Malgré les avertissements répétés de Dieu résumés par le commandement
« Tu ne tueras point », notre
société est imprégnée d’une Culture de Mort comme jamais auparavant. C’est sans surprise que nous entendons notre
Saint-Père nous mettre maintes fois en garde contre ce mal transcendant. Le 14 février 2001, Jean-Paul II
disait : « La promotion de la Culture de Vie devrait être la plus
grande priorité de nos sociétés … Si le droit à la vie n’est pas défendu de
façon catégorique comme condition de tous les autres droits de la personne,
toute autre référence aux droits humains demeure fausse et illusoire. »
Les deux causes
principales de la Culture de Mort sont l’avortement et la contraception. L’avortement signifie la mort de l’enfant
non encore né. On a dit de la
contraception qu’elle était une « mort larvée ». Il est de la plus haute importance d’évaluer
la relation existante entre ces deux tueuses d’âmes et de sociétés avant
d’établir des plans et des stratégies pour la promotion de la Culture de
Vie. L’évaluation des rôles comparatifs
de l’avortement et de la contraception dans cette attaque contre la vie humaine
n’est pas aussi simple qu’on pourrait le penser. Ils sont souvent entremêlés dans leur intention. Les abortifs sont souvent appelés des
contraceptifs. Le meurtre semble être à
prime abord un crime plus haineux que l’empêchement de la vie, mais il y a des
facteurs cachés. Malgré les difficultés,
on peut faire des comparaisons qui montrent de quelle façon le mouvement
pro-vie devrait procéder. Considérons
quelques-unes de ces comparaisons.
Le péché d’avortement
L’avortement est un
péché mortel grave contre le Cinquième Commandement : « Tu ne tueras
pas » (Exode 20,13).
« Dieu seul est le Maître de la vie, de son commencement à son
terme : personne, en aucune circonstance, ne peut revendiquer pour soi le droit
de détruire directement un être humain innocent » (Donum vitae,
Introduction, n. 5). La personne tuée
par avortement a exactement le même droit à la vie que l’avorteur, ou celui qui
coopère à l’avortement, ou le politicien qui légifère sur le
« droit » de tuer. Parler du
droit que l’on a sur son propre corps pour justifier l’avortement relève de la
sophistique. Il n’y a pas un seul
corps, mais deux, pas une seule personne, mais deux, et avec un droit égal à la
vie.

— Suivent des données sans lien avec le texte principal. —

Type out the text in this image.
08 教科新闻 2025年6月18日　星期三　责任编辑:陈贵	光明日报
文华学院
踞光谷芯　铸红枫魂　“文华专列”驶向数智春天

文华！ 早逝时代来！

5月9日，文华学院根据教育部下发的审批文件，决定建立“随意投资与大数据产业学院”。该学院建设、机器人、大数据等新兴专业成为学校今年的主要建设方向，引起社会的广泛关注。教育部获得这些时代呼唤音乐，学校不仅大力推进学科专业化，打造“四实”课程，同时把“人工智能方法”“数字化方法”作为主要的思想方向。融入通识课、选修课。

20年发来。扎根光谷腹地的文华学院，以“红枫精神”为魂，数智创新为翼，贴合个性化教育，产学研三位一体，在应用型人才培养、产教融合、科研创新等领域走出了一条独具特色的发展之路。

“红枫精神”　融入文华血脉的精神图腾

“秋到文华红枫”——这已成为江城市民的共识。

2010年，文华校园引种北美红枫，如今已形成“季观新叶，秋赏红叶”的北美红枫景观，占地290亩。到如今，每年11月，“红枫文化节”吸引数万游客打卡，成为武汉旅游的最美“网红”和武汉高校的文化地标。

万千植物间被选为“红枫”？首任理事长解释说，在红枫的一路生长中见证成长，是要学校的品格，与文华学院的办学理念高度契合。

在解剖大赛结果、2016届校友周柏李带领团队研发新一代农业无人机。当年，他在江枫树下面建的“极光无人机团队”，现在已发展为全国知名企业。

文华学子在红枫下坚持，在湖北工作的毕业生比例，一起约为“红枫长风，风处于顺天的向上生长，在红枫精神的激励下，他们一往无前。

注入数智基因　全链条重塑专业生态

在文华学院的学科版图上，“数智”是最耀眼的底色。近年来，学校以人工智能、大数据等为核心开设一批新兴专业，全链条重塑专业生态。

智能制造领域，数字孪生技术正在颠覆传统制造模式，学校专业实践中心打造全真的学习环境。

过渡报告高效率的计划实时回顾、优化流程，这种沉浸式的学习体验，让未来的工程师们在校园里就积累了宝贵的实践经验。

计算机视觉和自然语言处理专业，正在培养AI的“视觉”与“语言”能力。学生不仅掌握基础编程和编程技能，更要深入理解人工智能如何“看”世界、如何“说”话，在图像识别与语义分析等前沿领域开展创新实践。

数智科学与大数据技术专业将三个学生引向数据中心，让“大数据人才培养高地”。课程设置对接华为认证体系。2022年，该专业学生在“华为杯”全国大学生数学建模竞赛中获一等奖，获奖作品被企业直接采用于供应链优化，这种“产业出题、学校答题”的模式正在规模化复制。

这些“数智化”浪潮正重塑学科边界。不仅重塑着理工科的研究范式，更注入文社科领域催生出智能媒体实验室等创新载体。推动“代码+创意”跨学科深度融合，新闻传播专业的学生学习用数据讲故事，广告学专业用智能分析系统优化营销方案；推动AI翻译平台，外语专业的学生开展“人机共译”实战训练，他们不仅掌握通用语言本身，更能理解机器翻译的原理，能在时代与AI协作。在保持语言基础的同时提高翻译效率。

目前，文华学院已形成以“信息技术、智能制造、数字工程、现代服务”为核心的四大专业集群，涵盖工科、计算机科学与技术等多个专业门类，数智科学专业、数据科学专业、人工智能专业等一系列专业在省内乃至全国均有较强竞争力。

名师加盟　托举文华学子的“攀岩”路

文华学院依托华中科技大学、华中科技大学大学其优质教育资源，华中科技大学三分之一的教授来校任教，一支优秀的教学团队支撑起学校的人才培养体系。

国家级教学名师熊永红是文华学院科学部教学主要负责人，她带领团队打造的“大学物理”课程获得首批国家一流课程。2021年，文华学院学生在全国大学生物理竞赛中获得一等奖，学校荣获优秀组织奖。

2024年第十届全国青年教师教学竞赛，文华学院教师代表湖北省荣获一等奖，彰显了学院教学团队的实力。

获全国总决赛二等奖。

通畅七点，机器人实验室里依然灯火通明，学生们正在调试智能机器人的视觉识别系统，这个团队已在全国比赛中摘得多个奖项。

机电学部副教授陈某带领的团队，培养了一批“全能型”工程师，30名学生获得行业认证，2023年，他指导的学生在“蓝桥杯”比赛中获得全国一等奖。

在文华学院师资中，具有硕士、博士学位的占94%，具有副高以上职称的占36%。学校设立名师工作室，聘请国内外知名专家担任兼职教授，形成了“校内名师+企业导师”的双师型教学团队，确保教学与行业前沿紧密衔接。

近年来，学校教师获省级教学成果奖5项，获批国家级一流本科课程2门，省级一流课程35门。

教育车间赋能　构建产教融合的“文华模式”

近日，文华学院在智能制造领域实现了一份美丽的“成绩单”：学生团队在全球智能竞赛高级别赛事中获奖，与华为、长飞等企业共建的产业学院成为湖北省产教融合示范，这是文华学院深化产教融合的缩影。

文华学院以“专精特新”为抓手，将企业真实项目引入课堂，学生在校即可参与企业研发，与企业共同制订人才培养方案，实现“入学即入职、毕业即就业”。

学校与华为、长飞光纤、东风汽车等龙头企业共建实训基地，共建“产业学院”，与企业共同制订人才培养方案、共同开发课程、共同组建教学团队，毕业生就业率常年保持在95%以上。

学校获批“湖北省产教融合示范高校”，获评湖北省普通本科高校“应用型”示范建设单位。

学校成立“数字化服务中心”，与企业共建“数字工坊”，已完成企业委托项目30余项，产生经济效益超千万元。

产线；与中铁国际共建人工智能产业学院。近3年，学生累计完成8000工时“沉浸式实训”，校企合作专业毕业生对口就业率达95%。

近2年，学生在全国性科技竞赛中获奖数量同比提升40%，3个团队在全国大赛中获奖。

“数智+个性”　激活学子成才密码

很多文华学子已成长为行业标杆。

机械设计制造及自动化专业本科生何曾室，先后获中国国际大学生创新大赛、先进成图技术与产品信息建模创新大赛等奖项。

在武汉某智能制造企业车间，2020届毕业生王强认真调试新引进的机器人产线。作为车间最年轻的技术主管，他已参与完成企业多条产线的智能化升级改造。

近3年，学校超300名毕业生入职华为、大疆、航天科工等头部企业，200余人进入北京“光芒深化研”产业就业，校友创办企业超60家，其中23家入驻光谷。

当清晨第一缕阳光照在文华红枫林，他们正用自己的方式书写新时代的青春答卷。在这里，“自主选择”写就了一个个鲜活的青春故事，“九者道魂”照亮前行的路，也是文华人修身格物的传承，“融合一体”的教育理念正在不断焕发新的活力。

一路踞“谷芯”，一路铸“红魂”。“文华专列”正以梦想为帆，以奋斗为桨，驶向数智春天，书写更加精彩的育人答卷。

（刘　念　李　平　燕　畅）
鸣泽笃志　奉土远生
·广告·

C’est pourquoi l’Église appelle
l’avortement un « crime abominable » (Gaudium et Spes, n.
51). Comme c’est un péché mortel il
entraîne avec lui, à moins qu’il y ait repentance, la terrible sanction de mort
éternelle.
L’avortement tue le
corps de la victime et l’âme du meurtrier, mais non l’âme de la victime. Cette âme vivra éternellement dans l’amour
de Dieu avec ce degré de félicité que lui accordent l’amour et la miséricorde de
Dieu. Le crime d’avortement est presque
toujours un péché en chaîne. Un groupe
de personnes partagent la culpabilité :
l’avorteur, les assistants, le personnel de bureau, la direction de
l’hôpital, les propagandistes et les politiciens responsables – et tous ceux qui
demeurent passifs alors qu’ils devraient parler, agir ou prier.
Le péché de contraception
La contraception est
également un péché grave et mortel dont la sanction est la mort
spirituelle. En cela, l’enseignement de
l’Église – parlant avec l’autorité du Christ – est constant. Pie XI proclamait dans son encyclique Casti
connubii du 31 décembre 1930 : « Notre bouche … promulgue
de nouveau : que tout usage du mariage, quel qu'il soit, dans l'exercice duquel
l'acte est privé, par l'artifice des hommes, de sa puissance naturelle de
procréer la vie, offense la loi de Dieu et la loi naturelle, et que ceux qui
auront commis quelque chose de pareil se sont souillés d'une faute
grave. »
De nombreuses
déclarations papales et épiscopales soulignent la gravité du péché de
contraception. Voici quelques
déclarations épiscopales du siècle dernier, avant que certains évêques ne
cessent d’entendre la voix du Christ pour écouter celle des dissidents :
a)
La contraception est un vice contre nature et un péché qui crie vers le
Ciel (Évêques belges, 2 juin 1909).
b)
La contraception est un « péché grave, très grave, quels que
soient les moyens employés et de quelque façon qu’elle se produise »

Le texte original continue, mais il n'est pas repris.